WASHINGTON -- Declaring that foreigners captured in the war on terrorism have rights, attorneys for detainees held without charges at Guantanamo Bay Naval Base pleaded for help Monday from a skeptical federal appeals court.
Sixteen people from Australia, Britain and Kuwait, some captive for more than a year, are seeking "the most modest of rights ... we want access to an impartial tribunal," said attorney Thomas Wilner.
The three-judge panel questioned whether it has authority to intervene and whether the prisoners jailed by the U.S. military at Guantanamo Bay, Cuba, are entitled to some form of due process. Two of the three judges ruled three years ago that a foreign entity without property or presence in the United States has no constitutional rights.
A. Raymond Randolph, appointed to the appeals court by President Bush's father, is one of the judges hearing the Guantanamo case, as is Stephen Williams, who was appointed during the Reagan administration. Both were part of the panel in the case three years ago. The third judge hearing the detainees' case is Merrick Garland, a Clinton appointee.
'Utterly outside the law'
The United States has been involved in many wars in its history, "but this is the first time we have sacrificed the rule of law," said attorney Joe Margulies, who is representing 12 Kuwaitis.
"The government says no court in the world may hear from my clients," Margulies said. "Guantanamo is unique. It is utterly outside the law."

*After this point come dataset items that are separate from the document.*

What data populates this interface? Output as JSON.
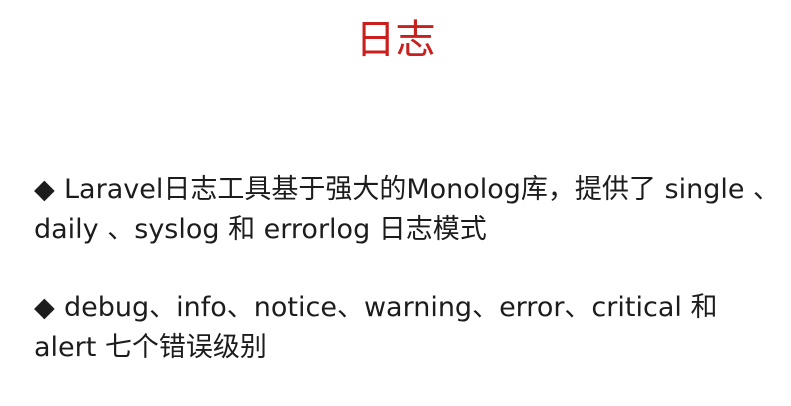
{
  "slide": {
    "title": "日志",
    "title_color": "#c8201e",
    "bullet_marker": "◆",
    "bullets": [
      {
        "text": "Laravel日志工具基于强大的Monolog库，提供了 single 、daily 、syslog 和 errorlog 日志模式"
      },
      {
        "text": "debug、info、notice、warning、error、critical 和 alert 七个错误级别"
      }
    ]
  }
}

The detainees' families have gone to the appeals court because U.S. District Judge Colleen Kollar-Kotelly ruled four months ago that the Guantanamo prisoners are not in the United States and thus do not fall under the jurisdiction of federal courts.
Seized by the United States in the Spanish-American War and leased from Cuba for the past century, Guantanamo is a 45-square-mile area on the southeastern tip of Cuba now holding nearly 600 detainees from more than 40 countries, including about 60 Pakistanis and some 100 Saudi Arabians. None of the detainees have been allowed to see their families or to have access to attorneys. A handful of Afghan and Pakistani detainees have been sent home from Guantanamo after being cleared of terrorist suspicions.
Those in the court case were picked up in Afghanistan and Pakistan following the Sept. 11 attacks.
The detainees' situation is "identical" to that of German nationals held in Landsberg prison in Germany who were denied access to U.S. courts in a 1950 Supreme Court ruling, said Deputy Solicitor General Paul Clement.
Unlike the detainees at Guantanamo, the German nationals were charged and convicted before a U.S. military tribunal, the lawyers for the Guantanamo detainees pointed out.
Two reasons for detention
The detainees are being held at Guantanamo Bay for two reasons -- to get them away from the battlefield and to facilitate intelligence gathering, said Clement. He said that investigators go back to the detainees for additional questions as the U.S. gathers more information from newly captured members of al-Qaida.
In arguments that lasted an hour and a half -- three times the scheduled 30 minutes -- the appeals judges pointed to one of their own rulings in 1999 that related to terrorism. In it, the appeals court ruled that it was not for the judges to decide whether organizations hostile to the governments of Iran and Sri Lanka committed terrorist acts. The groups were seeking to be removed from the State Department's list of terrorist organizations.